Karmazin is still optimistic. He got the idea for his company as a medical student at Stanford and an intern at the National Institute on Ageing, where he watched dozens of traditional blood transfusions performed safely.
"Some patients got young blood and others got older blood, and I was able to do some statistics on it, and the results looked really awesome," Karmazin told Business Insider last year.
"And I thought, this is the kind of therapy that I'd want to be available to me."
So far, no one knows if young blood transfusions can be reliably linked to a single health benefit in people.
Karmazin said "many" of the roughly 150 people who've received the treatment have noted benefits that include renewed focus, better memory and sleep, and improved appearance and muscle tone.
But it's tough to quantify these benefits before the study findings are made public. There's also the possibility that simply travelling to a lab in Monterey and paying to enroll in the study could have made patients feel better.
Studies in mice don't necessarily translate to results in people
Karmazin was inspired to create his blood infusion treatment after seeing seeing several mouse studies that involve parabiosis, a 150-year-old surgical technique that connects the veins of two living animals. (The word comes from the Greek words para, or "beside," and bio, or "life.")
Irina Conboy, a bioengineering professor at the University of California at Berkeley who pioneered one of these parabiosis studies in mice in 2005, found evidence that the exchange had done something positive for the health of the older mouse who received the blood of the younger mouse.
But the animals weren't simply swapping blood – the older rodent was also reaping the benefits of the younger one's more vibrant internal organs and circulatory system.
In other words, the researchers couldn't say for sure whether it was the blood itself that was doing the apparent reviving or if the fact that the animals were linked in other ways was responsible for those perceived benefits.
In 2016, Conboy and her team ran another study to see what would happen if they merely exchanged the rodents' blood without connecting their bodies in any way.
They found that while the muscle tissue in the older mice appeared to benefit slightly from the younger blood, they still couldn't say for sure that these modest benefits were coming from the young blood itself.

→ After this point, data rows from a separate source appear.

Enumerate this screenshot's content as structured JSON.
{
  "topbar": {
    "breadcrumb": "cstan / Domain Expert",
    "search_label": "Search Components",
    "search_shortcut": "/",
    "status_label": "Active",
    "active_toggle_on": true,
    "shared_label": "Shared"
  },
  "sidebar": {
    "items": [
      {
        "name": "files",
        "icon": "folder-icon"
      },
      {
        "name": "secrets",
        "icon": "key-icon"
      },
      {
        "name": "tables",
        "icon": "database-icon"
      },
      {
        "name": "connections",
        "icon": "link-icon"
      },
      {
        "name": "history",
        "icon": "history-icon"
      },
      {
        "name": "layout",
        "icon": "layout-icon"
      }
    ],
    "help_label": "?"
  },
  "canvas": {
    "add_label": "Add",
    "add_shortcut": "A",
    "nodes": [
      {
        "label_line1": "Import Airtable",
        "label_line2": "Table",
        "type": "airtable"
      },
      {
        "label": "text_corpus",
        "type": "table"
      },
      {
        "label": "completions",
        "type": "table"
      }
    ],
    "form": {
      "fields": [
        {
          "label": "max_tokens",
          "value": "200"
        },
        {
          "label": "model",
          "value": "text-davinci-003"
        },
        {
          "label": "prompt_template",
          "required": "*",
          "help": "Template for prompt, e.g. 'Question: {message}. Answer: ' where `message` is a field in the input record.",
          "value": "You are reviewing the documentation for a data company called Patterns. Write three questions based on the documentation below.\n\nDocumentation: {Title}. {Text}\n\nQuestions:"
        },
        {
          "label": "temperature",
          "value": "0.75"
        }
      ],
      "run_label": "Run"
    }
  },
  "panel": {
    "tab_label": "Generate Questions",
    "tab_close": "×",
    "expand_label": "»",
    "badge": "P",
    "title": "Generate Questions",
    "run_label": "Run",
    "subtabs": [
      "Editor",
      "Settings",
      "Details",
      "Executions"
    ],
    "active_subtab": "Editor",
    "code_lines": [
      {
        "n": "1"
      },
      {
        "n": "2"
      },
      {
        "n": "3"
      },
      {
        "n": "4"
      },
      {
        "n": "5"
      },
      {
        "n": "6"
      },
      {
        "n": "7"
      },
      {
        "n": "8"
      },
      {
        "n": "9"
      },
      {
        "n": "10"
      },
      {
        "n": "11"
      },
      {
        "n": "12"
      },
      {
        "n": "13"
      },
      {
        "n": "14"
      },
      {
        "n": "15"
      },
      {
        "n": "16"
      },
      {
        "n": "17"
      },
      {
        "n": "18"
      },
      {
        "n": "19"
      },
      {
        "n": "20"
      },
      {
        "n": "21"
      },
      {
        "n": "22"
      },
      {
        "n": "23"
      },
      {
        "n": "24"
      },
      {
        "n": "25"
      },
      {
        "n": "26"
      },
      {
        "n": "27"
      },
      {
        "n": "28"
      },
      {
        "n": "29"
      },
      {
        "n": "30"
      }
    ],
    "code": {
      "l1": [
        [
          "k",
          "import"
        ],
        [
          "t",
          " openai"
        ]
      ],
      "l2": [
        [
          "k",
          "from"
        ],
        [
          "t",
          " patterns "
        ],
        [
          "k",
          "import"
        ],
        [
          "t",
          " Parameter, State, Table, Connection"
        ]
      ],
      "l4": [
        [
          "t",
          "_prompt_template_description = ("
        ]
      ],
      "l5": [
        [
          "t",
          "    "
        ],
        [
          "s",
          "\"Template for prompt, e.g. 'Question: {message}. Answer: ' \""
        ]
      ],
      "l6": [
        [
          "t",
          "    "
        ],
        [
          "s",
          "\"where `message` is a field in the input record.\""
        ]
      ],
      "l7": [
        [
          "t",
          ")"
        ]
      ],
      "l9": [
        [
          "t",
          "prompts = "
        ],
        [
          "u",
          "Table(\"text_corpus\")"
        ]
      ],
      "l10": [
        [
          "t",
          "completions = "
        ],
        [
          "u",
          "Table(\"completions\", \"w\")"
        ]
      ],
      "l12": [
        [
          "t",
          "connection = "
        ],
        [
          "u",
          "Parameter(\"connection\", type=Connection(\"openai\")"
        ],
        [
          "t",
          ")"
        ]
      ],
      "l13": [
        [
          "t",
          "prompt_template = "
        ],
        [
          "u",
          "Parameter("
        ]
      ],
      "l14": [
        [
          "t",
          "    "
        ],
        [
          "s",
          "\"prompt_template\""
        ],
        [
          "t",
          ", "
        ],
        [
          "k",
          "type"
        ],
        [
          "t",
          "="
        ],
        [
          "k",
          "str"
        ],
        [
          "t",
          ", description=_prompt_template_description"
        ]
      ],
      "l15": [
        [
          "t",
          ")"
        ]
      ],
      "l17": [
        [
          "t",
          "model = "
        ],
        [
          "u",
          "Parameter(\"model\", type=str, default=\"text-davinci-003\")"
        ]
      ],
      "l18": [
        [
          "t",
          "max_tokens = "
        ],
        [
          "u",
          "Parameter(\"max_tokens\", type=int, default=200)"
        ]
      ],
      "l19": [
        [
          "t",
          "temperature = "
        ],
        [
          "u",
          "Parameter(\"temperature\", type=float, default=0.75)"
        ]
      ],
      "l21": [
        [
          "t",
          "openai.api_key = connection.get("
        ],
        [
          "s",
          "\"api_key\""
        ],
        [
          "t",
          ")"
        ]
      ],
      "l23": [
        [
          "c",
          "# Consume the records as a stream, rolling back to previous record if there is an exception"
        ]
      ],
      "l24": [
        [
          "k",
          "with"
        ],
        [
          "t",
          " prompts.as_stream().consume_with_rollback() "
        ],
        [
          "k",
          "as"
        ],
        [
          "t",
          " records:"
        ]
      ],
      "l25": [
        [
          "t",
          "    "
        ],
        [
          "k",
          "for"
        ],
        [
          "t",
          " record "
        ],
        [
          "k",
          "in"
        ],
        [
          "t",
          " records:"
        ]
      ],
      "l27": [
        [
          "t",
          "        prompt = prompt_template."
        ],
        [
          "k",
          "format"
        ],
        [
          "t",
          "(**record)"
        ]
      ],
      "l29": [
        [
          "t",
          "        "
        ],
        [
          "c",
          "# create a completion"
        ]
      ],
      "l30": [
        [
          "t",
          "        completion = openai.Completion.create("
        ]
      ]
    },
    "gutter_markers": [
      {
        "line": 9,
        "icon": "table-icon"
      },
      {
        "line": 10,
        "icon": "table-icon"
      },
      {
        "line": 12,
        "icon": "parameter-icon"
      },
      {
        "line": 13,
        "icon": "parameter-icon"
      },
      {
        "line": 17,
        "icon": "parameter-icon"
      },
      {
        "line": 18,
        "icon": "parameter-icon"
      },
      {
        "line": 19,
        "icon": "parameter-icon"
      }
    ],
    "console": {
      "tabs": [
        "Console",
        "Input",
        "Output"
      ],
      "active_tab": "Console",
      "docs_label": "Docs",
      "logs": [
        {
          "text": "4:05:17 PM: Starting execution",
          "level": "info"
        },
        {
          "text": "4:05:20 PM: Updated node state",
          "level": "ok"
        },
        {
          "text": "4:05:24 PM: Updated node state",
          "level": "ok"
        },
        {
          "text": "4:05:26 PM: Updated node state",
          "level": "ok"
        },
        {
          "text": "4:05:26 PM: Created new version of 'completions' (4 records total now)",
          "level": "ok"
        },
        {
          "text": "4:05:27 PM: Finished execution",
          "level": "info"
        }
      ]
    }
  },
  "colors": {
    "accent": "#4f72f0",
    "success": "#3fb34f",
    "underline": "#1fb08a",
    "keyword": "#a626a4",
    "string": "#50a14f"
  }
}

After all, the experiment had also fundamentally changed the older mouse blood by diluting it.
"The effects of young blood on old tissue seems to be rejuvenating; however, there is no concrete evidence that young blood is what is causing the change in results. It may very well be the dilution of old blood," Ranveer Gathwala, a UC Berkeley stem-cell researcher in Conboy's lab who co-authored the 2016 paper, previously told Business Insider.
Nevertheless, Karmazin remains hopeful that the benefits he said he's witnessing are the result of young blood transfusions.
"I'm really happy with the results we're seeing," he said.